Solving a Parabolic Function Near the Minimum of the Morse Potential

[capslock]

I have the equation for the Morse potential, U = E_0 (1-exp(-a(r-r_0))^2. I'm asked to show that near the minimum of the curve the potential energy is a parabolic function. I've tried to play around with the taylor series with no hope! :( :(

Many thanks, James

 

[nrqed]

I have the equation for the Morse potential, U = E_0 (1-exp(-a(r-r_0))^2. I'm asked to show that near the minimum of the curve the potential energy is a parabolic function. I've tried to play around with the taylor series with no hope! :( :(

Many thanks, James

It is indeed just a simple Taylor expansion! Can you show your work?
The potential vanishes at r=r_0 and the derivative of the potential also vanishes at r=r_0. The second derivative does not vanish at that point so you get that U(r) is approximately U''(r=r_0)/2 r^2 so a parabolic function.

Pat

 

[kyle8921]

As a fellow scientist, I understand your frustration with trying to solve this problem. The Morse Potential is a commonly used function in physics and chemistry, and its behavior near the minimum is of great interest. To show that the potential energy is a parabolic function near the minimum, we can use mathematical techniques such as the Taylor series expansion.

First, let's review the definition of a parabolic function. A parabolic function is a type of quadratic function where the highest degree of the polynomial is 2. This means that the function can be written in the form of y = ax^2 + bx + c, where a, b, and c are constants.

Now, let's take a closer look at the Morse potential equation, U = E_0 (1-exp(-a(r-r_0))^2. By expanding the exponential term using the Taylor series, we can rewrite the equation as U = E_0 (1- (1 + (-a(r-r_0)) + (-a(r-r_0))^2/2 + ...) ^2.

Simplifying this further, we get U = E_0 (1 - 2(-a(r-r_0)) + (-a(r-r_0))^2 + ...). Notice that as we approach the minimum of the potential, which is at r = r_0, the higher order terms become negligible. This is because as r becomes closer to r_0, the term (-a(r-r_0))^2 will become very small compared to the other terms.

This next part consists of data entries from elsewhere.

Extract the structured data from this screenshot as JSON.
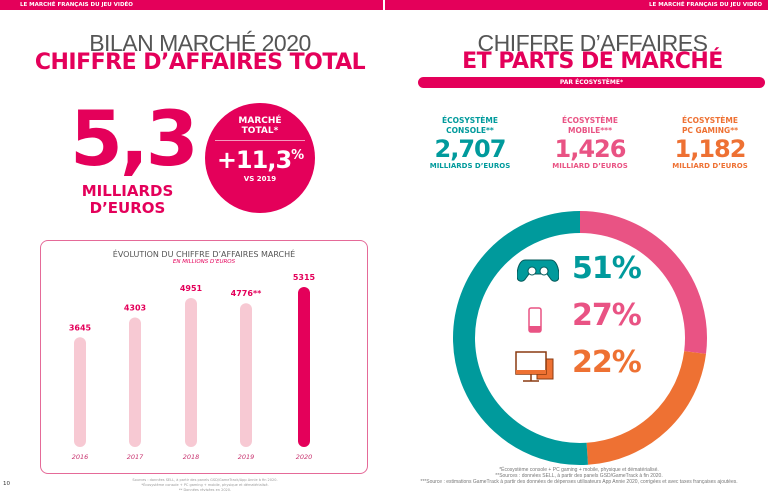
{
  "header": {
    "left": "LE MARCHÉ FRANÇAIS DU JEU VIDÉO",
    "right": "LE MARCHÉ FRANÇAIS DU JEU VIDÉO"
  },
  "left": {
    "title1": "BILAN MARCHÉ 2020",
    "title2": "CHIFFRE D’AFFAIRES TOTAL",
    "big_value": "5,3",
    "big_unit1": "MILLIARDS",
    "big_unit2": "D’EUROS",
    "badge": {
      "label1": "MARCHÉ",
      "label2": "TOTAL*",
      "value": "+11,3",
      "pct": "%",
      "note": "VS 2019"
    },
    "page_number": "10",
    "footnotes": [
      "Sources : données SELL, à partir des panels GSD/GameTrack/App Annie à fin 2020.",
      "*Écosystème console + PC gaming + mobile, physique et dématérialisé.",
      "** Données révisées en 2020."
    ]
  },
  "right": {
    "title1": "CHIFFRE D’AFFAIRES",
    "title2": "ET PARTS DE MARCHÉ",
    "pill": "PAR ÉCOSYSTÈME*",
    "ecosystems": [
      {
        "label1": "ÉCOSYSTÈME",
        "label2": "CONSOLE**",
        "value": "2,707",
        "unit": "MILLIARDS D’EUROS",
        "color": "#009a9c",
        "share": "51%",
        "icon": "gamepad-icon"
      },
      {
        "label1": "ÉCOSYSTÈME",
        "label2": "MOBILE***",
        "value": "1,426",
        "unit": "MILLIARD D’EUROS",
        "color": "#e95384",
        "share": "27%",
        "icon": "smartphone-icon"
      },
      {
        "label1": "ÉCOSYSTÈME",
        "label2": "PC GAMING**",
        "value": "1,182",
        "unit": "MILLIARD D’EUROS",
        "color": "#ee7133",
        "share": "22%",
        "icon": "desktop-computer-icon"
      }
    ],
    "footnotes": [
      "*Écosystème console + PC gaming + mobile, physique et dématérialisé.",
      "**Sources : données SELL, à partir des panels GSD/GameTrack à fin 2020.",
      "***Source : estimations GameTrack à partir des données de dépenses utilisateurs App Annie 2020, corrigées et avec taxes françaises ajoutées."
    ]
  },
  "chart_data": [
    {
      "type": "bar",
      "title": "ÉVOLUTION DU CHIFFRE D’AFFAIRES MARCHÉ",
      "subtitle": "EN MILLIONS D’EUROS",
      "categories": [
        "2016",
        "2017",
        "2018",
        "2019",
        "2020"
      ],
      "values": [
        3645,
        4303,
        4951,
        4776,
        5315
      ],
      "labels": [
        "3645",
        "4303",
        "4951",
        "4776**",
        "5315"
      ],
      "ylim": [
        0,
        5315
      ],
      "colors": {
        "default": "#f7c9d3",
        "highlight": "#e4005a"
      }
    },
    {
      "type": "pie",
      "style": "donut",
      "categories": [
        "Console",
        "Mobile",
        "PC Gaming"
      ],
      "values": [
        51,
        27,
        22
      ],
      "colors": [
        "#009a9c",
        "#e95384",
        "#ee7133"
      ]
    }
  ]
}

Therefore, we can approximate the Morse potential near the minimum as U = E_0 (1 - 2(-a(r-r_0))). This is a parabolic function in the form of y = ax^2 + bx + c, where a = 2E_0a, b = -2E_0a, and c = E_0.

In conclusion, by using the Taylor series expansion, we have shown that near the minimum of the Morse potential, the potential energy is a parabolic function. This result is important in understanding the behavior of the potential energy near the minimum and its implications in various physical and chemical phenomena. I hope this explanation helps in your understanding of this problem. Keep up the good work, James!